Page 17: Formulation Factors Affecting Pulmonary Function

Important Factors

• Dissolution Rates: Affects systemic absorption vs. local activity.

• Aerosol Velocity: Influenced by inspiration and device characteristics.

• Stability of Formulations: Physically unstable systems can lead to aggregation and poor dosing accuracy.

• Role of Excipients: Fewer excipients limit interactions but can enhance bioavailability, with safety concerns.

Page 18: Dosage Forms in Pulmonary DDS (1/2)

Common Formulations

• Solutions: Most common, involving drug in equilibrium between vapor and liquid.

• Emulsions: Dispersal of drug in propellants, stability concerns with surfactants.

Page 19: Dosage Forms in Pulmonary DDS (2/2)

Other Formulations

• Suspensions: Require stabilizing agents and face challenges with dosing consistency.

• Dry Powders: High volume per puff and lower microbial risks but complex formulation strategies needed.

Page 20: How to Use a Metered-Dose Inhaler

Step-by-Step Instructions

1. Shake the inhaler.

2. Position correctly while exhaling.

3. Press and inhale deeply; hold breath to ensure full uptake.

Page 21: How to Use a Dry Powdered Inhaler (DPI)

Step-by-Step Instructions

1. Prepare device and load dose.

2. Breathe out, place mouthpiece, inhale deeply.

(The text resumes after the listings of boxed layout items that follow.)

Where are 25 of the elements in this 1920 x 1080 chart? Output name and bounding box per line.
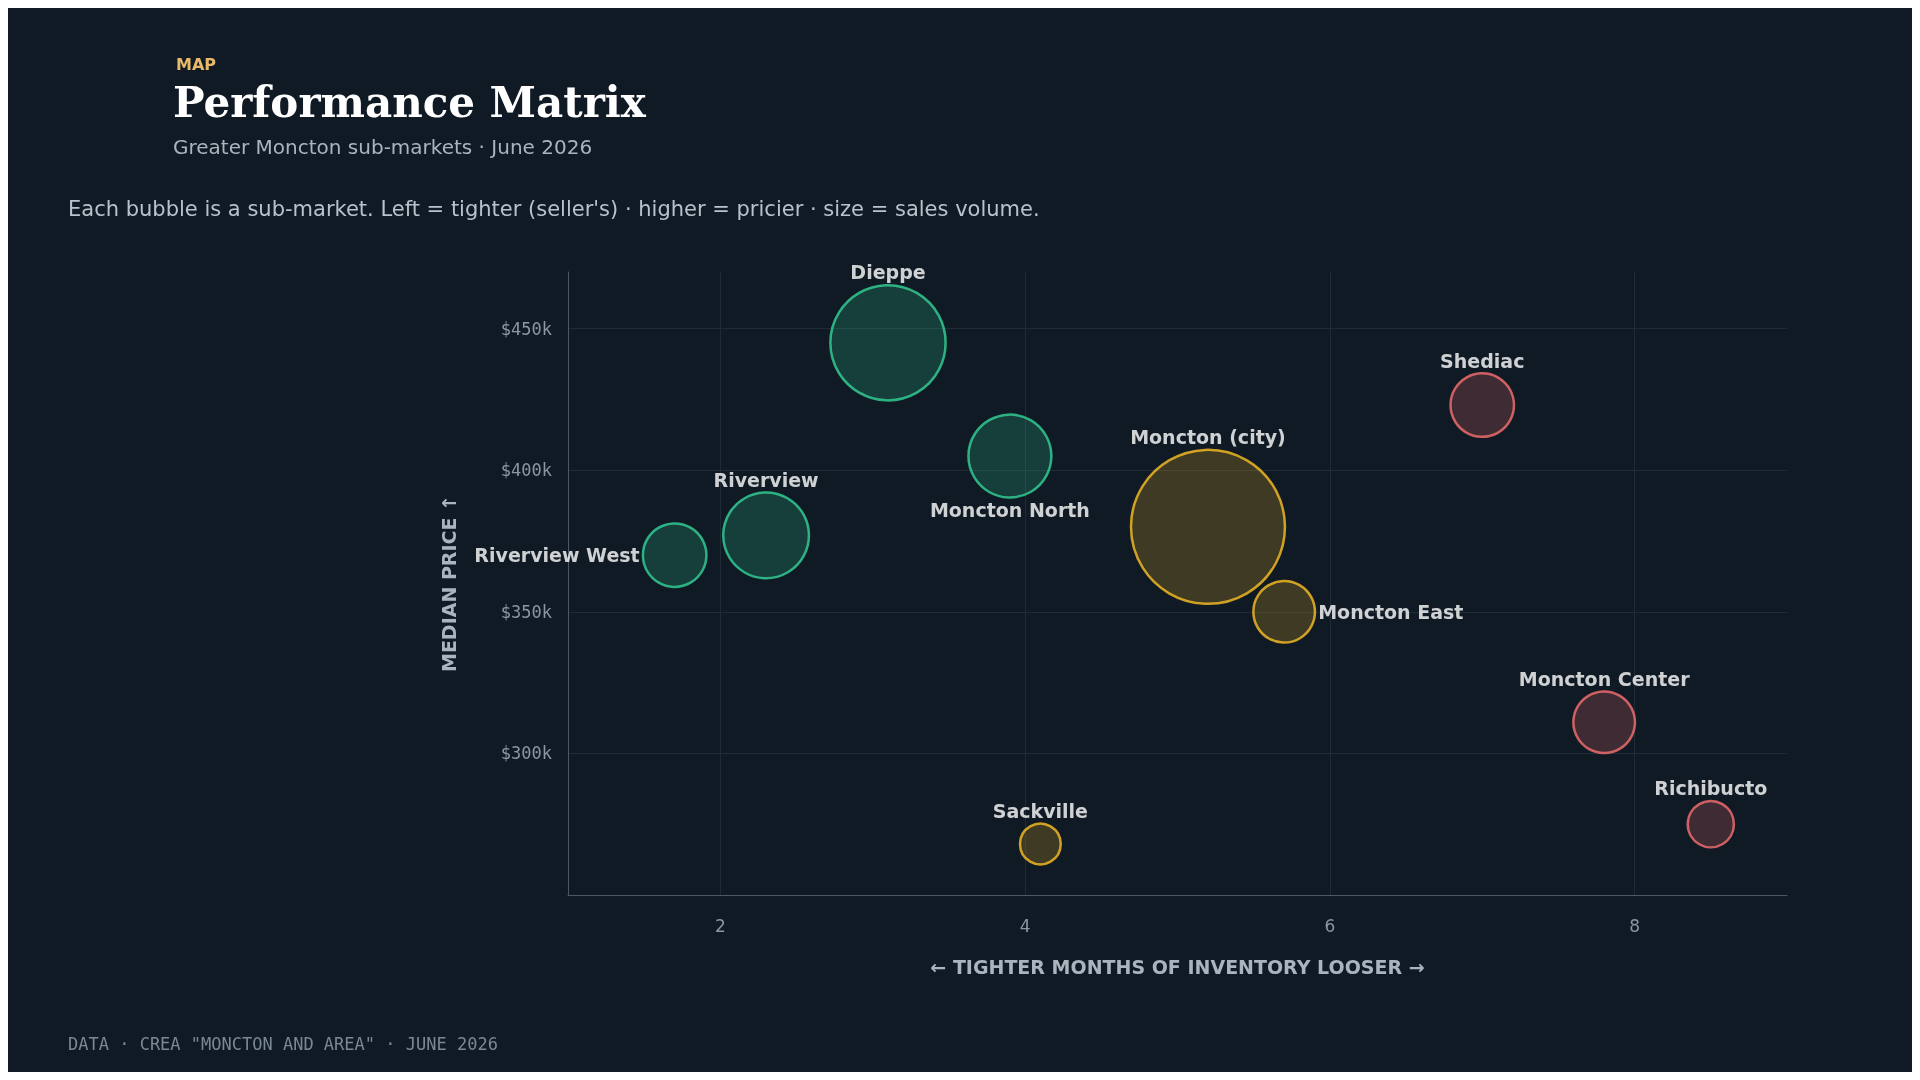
series-label: Moncton East [1318, 600, 1464, 623]
series-label: Sackville [992, 799, 1088, 822]
series-label: Moncton Center [1518, 667, 1691, 690]
y-tick-label: $450k [500, 318, 552, 339]
series-label: Dieppe [850, 261, 926, 284]
x-axis-title: ← TIGHTER MONTHS OF INVENTORY LOOSER → [930, 955, 1425, 978]
x-tick-label: 8 [1629, 915, 1641, 936]
x-tick-label: 4 [1019, 915, 1031, 936]
series-label: Shediac [1440, 349, 1525, 372]
series-label: Moncton North [929, 499, 1090, 522]
series-label: Riverview [713, 468, 819, 491]
text: MAP [176, 54, 217, 74]
x-tick-label: 2 [714, 915, 726, 936]
y-tick-label: $350k [500, 601, 552, 622]
series-label: Richibucto [1654, 777, 1768, 800]
y-tick-label: $300k [500, 743, 552, 764]
y-tick-label: $400k [500, 460, 552, 481]
text: DATA · CREA "MONCTON AND AREA" · JUNE 2026 [68, 1033, 498, 1054]
y-axis-title: MEDIAN PRICE ↑ [437, 494, 460, 673]
text: Each bubble is a sub-market. Left = tighter (seller's) · higher = pricier · size = sales volume. [68, 196, 1040, 221]
series-label: Riverview West [474, 544, 640, 567]
chart-title: Performance Matrix [173, 77, 647, 127]
x-tick-label: 6 [1324, 915, 1336, 936]
text: Greater Moncton sub-markets · June 2026 [173, 135, 593, 159]
series-label: Moncton (city) [1130, 426, 1286, 449]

3. Check dose counter and reload if necessary.

Page 22: Lecture Quiz

Review Questions

1. Identify the major drug absorption site in the lung.

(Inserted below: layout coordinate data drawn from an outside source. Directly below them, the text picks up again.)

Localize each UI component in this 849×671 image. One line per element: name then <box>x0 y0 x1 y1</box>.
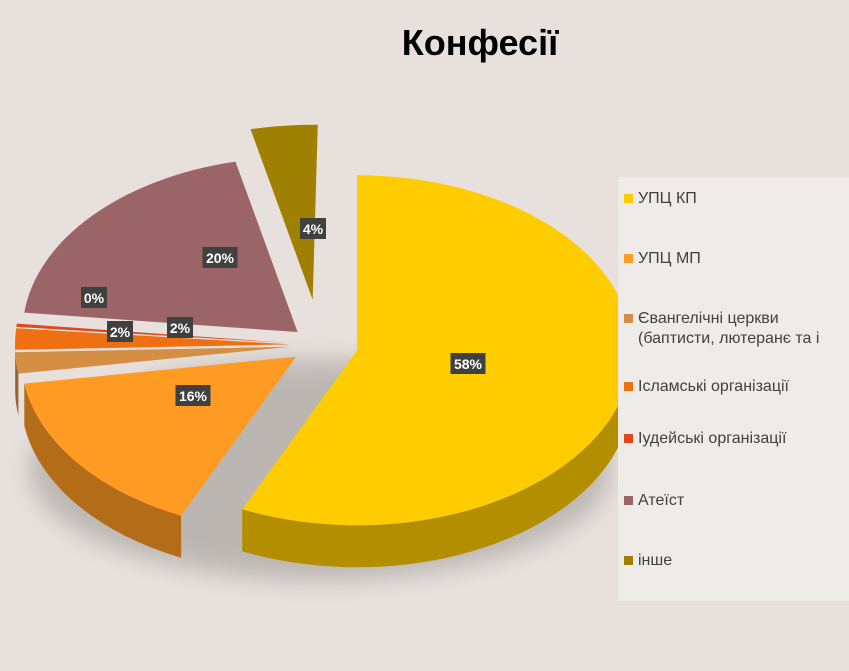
legend-label: Іудейські організації <box>638 430 787 447</box>
legend-item-3: Ісламські організації <box>624 377 789 397</box>
data-label-1: 16% <box>175 385 211 406</box>
pie-slice-side-0 <box>242 350 633 568</box>
pie-slice-0 <box>242 175 633 526</box>
data-label-bg <box>450 353 486 374</box>
pie-slice-1 <box>24 356 297 516</box>
legend: УПЦ КП УПЦ МП Євангелічні церкви (баптисти… <box>618 177 849 601</box>
data-label-text: 58% <box>454 356 483 372</box>
data-label-text: 20% <box>206 250 235 266</box>
pie-slice-4 <box>16 323 291 344</box>
legend-swatch <box>624 434 633 443</box>
pie-slice-2 <box>15 346 291 374</box>
legend-swatch <box>624 496 633 505</box>
legend-item-0: УПЦ КП <box>624 189 697 209</box>
data-label-3: 2% <box>167 317 193 338</box>
legend-swatch <box>624 194 633 203</box>
legend-item-6: інше <box>624 551 672 571</box>
chart-title: Конфесії <box>401 22 559 63</box>
data-label-text: 2% <box>170 320 191 336</box>
legend-swatch <box>624 382 633 391</box>
data-label-4: 0% <box>81 287 107 308</box>
data-label-text: 4% <box>303 221 324 237</box>
legend-item-4: Іудейські організації <box>624 429 786 449</box>
data-label-bg <box>202 247 238 268</box>
data-label-text: 0% <box>84 290 105 306</box>
legend-label: УПЦ МП <box>638 250 701 267</box>
pie-slice-3 <box>15 328 291 350</box>
pie-slice-side-1 <box>24 383 182 558</box>
data-label-bg <box>167 317 193 338</box>
legend-label: Ісламські організації <box>638 378 789 395</box>
pie-slice-6 <box>250 124 318 300</box>
data-label-bg <box>175 385 211 406</box>
data-label-text: 2% <box>110 324 131 340</box>
legend-item-5: Атеїст <box>624 491 684 511</box>
legend-swatch <box>624 314 633 323</box>
legend-swatch <box>624 556 633 565</box>
data-label-6: 4% <box>300 218 326 239</box>
legend-label: УПЦ КП <box>638 190 697 207</box>
data-label-text: 16% <box>179 388 208 404</box>
data-label-bg <box>81 287 107 308</box>
legend-item-2: Євангелічні церкви (баптисти, лютеранє т… <box>624 309 819 349</box>
data-label-bg <box>107 321 133 342</box>
legend-item-1: УПЦ МП <box>624 249 701 269</box>
data-label-2: 2% <box>107 321 133 342</box>
legend-label: Євангелічні церкви (баптисти, лютеранє т… <box>638 310 820 347</box>
data-label-bg <box>300 218 326 239</box>
data-label-5: 20% <box>202 247 238 268</box>
data-label-0: 58% <box>450 353 486 374</box>
pie-slice-5 <box>24 161 298 333</box>
legend-label: інше <box>638 552 673 569</box>
legend-label: Атеїст <box>638 492 685 509</box>
pie-slice-side-2 <box>15 352 19 416</box>
legend-swatch <box>624 254 633 263</box>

2. Required particle size for effective deposition in lung periphery and consequences of size variance.

3. Identify pulmonary drug delivery devices suitable for children.

Page 23: Learning Objectives (Final Review)

Recap of Course Goals

1. Anatomy and physiology of the respiratory system.

2. Changes in lung epithelium from upper airways to the peripheral lung.

3. Influence of mucociliary clearance on drug absorption from pulmonary DDS.

4. Ideal physicochemical properties for pulmonary DDS.

5. Formulation factors affecting pulmonary DDS.

6. Comparison of major types of devices for pulmonary DDS.